Compression stockings and bandaging
Compression stockings are crucial in maintaining the benefits produced from massage. Graduated high compression stockings help prevent swelling from re-accumulating once it has been reduced by massage. It is important that stockings are worn at all times, except when the legs are elevated in bed at night. Bandaging is frequently used when swelling is severe. A combination of bandaging and massage can reduce limb size and then compression stockings can be fitted.
Patients with lymphoedema usually need to wear the high grade compression stockings. These can be troublesome to put on, but are very beneficial in reducing swelling. Custom made stockings may be required initially to get control of the oedema and allow more standard stockings to be worn.. Stockings require replacement approximately every 4-6 months, as they begin to lose their compressive effect.
Medical treatment for lymphoedema is rarely helpful..

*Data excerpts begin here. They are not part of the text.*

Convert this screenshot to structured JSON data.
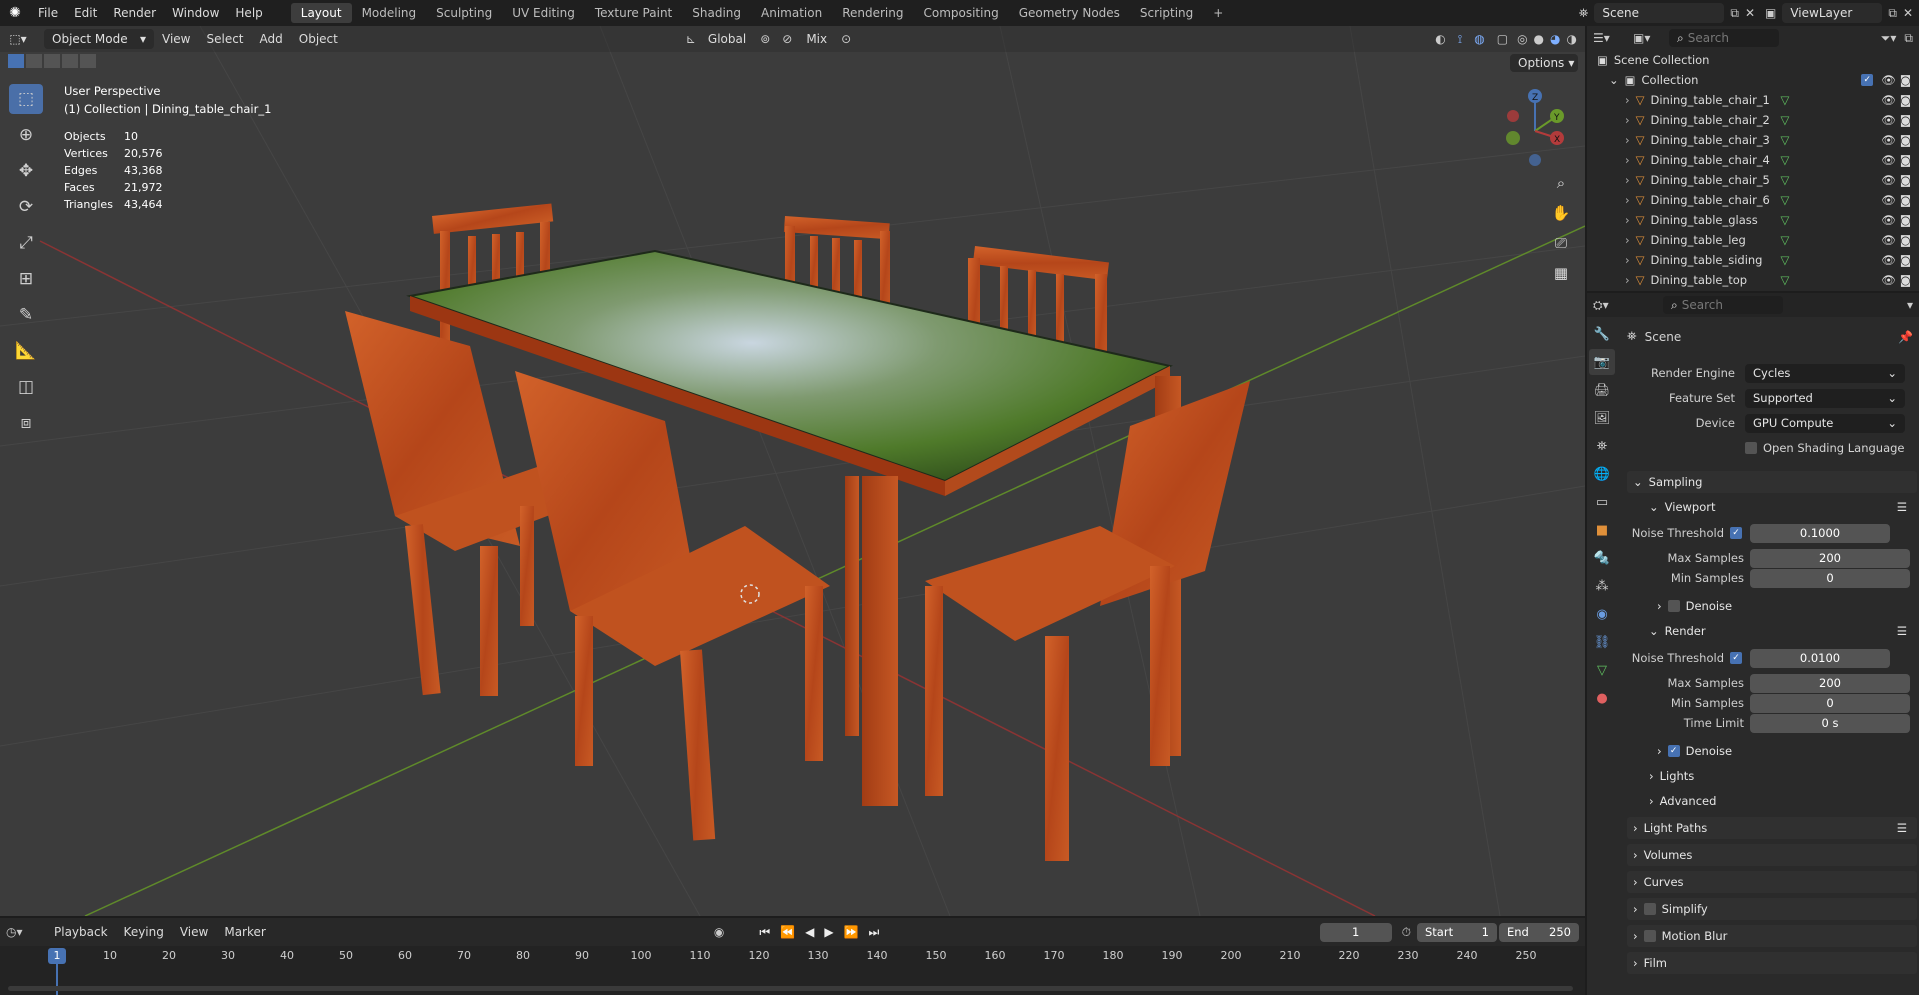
{
  "menu": [
    "File",
    "Edit",
    "Render",
    "Window",
    "Help"
  ],
  "workspaces": [
    "Layout",
    "Modeling",
    "Sculpting",
    "UV Editing",
    "Texture Paint",
    "Shading",
    "Animation",
    "Rendering",
    "Compositing",
    "Geometry Nodes",
    "Scripting"
  ],
  "add_workspace": "+",
  "scene_name": "Scene",
  "view_layer": "ViewLayer",
  "viewport": {
    "mode": "Object Mode",
    "menus": [
      "View",
      "Select",
      "Add",
      "Object"
    ],
    "orientation": "Global",
    "pivot": "Mix",
    "options": "Options",
    "view_name": "User Perspective",
    "collection_info": "(1) Collection | Dining_table_chair_1",
    "stats": [
      {
        "label": "Objects",
        "value": "10"
      },
      {
        "label": "Vertices",
        "value": "20,576"
      },
      {
        "label": "Edges",
        "value": "43,368"
      },
      {
        "label": "Faces",
        "value": "21,972"
      },
      {
        "label": "Triangles",
        "value": "43,464"
      }
    ],
    "gizmo": {
      "z": "Z",
      "y": "Y",
      "x": "X"
    }
  },
  "outliner": {
    "search_placeholder": "Search",
    "scene_collection": "Scene Collection",
    "collection": "Collection",
    "items": [
      "Dining_table_chair_1",
      "Dining_table_chair_2",
      "Dining_table_chair_3",
      "Dining_table_chair_4",
      "Dining_table_chair_5",
      "Dining_table_chair_6",
      "Dining_table_glass",
      "Dining_table_leg",
      "Dining_table_siding",
      "Dining_table_top"
    ]
  },
  "properties": {
    "search_placeholder": "Search",
    "context": "Scene",
    "render_engine_label": "Render Engine",
    "render_engine": "Cycles",
    "feature_set_label": "Feature Set",
    "feature_set": "Supported",
    "device_label": "Device",
    "device": "GPU Compute",
    "osl_label": "Open Shading Language",
    "sampling": "Sampling",
    "viewport": "Viewport",
    "noise_threshold_label": "Noise Threshold",
    "viewport_noise": "0.1000",
    "max_samples_label": "Max Samples",
    "viewport_max": "200",
    "min_samples_label": "Min Samples",
    "viewport_min": "0",
    "denoise_label": "Denoise",
    "render": "Render",
    "render_noise": "0.0100",
    "render_max": "200",
    "render_min": "0",
    "time_limit_label": "Time Limit",
    "time_limit": "0 s",
    "lights": "Lights",
    "advanced": "Advanced",
    "light_paths": "Light Paths",
    "volumes": "Volumes",
    "curves": "Curves",
    "simplify": "Simplify",
    "motion_blur": "Motion Blur",
    "film": "Film"
  },
  "timeline": {
    "menus": [
      "Playback",
      "Keying",
      "View",
      "Marker"
    ],
    "current_frame": "1",
    "start_label": "Start",
    "start": "1",
    "end_label": "End",
    "end": "250",
    "ticks": [
      "10",
      "20",
      "30",
      "40",
      "50",
      "60",
      "70",
      "80",
      "90",
      "100",
      "110",
      "120",
      "130",
      "140",
      "150",
      "160",
      "170",
      "180",
      "190",
      "200",
      "210",
      "220",
      "230",
      "240",
      "250"
    ]
  },
  "colors": {
    "accent": "#4772b3",
    "wood": "#c0501e",
    "x_axis": "#b33b3b",
    "y_axis": "#6a9a2a"
  }
}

Diuretics or water tablets that promote the passage of more urine are generally ineffective for lymphoedema. Patients will pass more urine but what fluid remains will still gravitate to the affected limb. This is because there is a local problem present leading to lymph retention and it is not due to excess fluid thoughout the whole body.
Surgery has a very limited role in patients with lymphoedema. It is hardly ever required and will not be curative. Despite this two main types of operations have been developed. Firstly, in very particular types of patients some form of bypass or drainage procedure may be attempted to drain off the excess lymph fluid from the affected limb. Secondly, in patients with very severely affected limbs debulking operations have been performed to reduce the size of the affected limb by removing excess tissue.
Skin Care and control of infection
It is important to keep the skin in good condition. Regular hygiene particularly in skin creases and between the toes is essential. Anti-fungal powders can be helpful. Simple moisturising creams can be helpful for flaky skin. It is important to take minor wounds seriously and not to allow them to develop into serious problems. Minor infections should be treated aggressively with antibiotics.
Many lymphoedema patients are overweight. This situation compounds any existing problems and weight loss is essential to achieve benefits from any other treatments.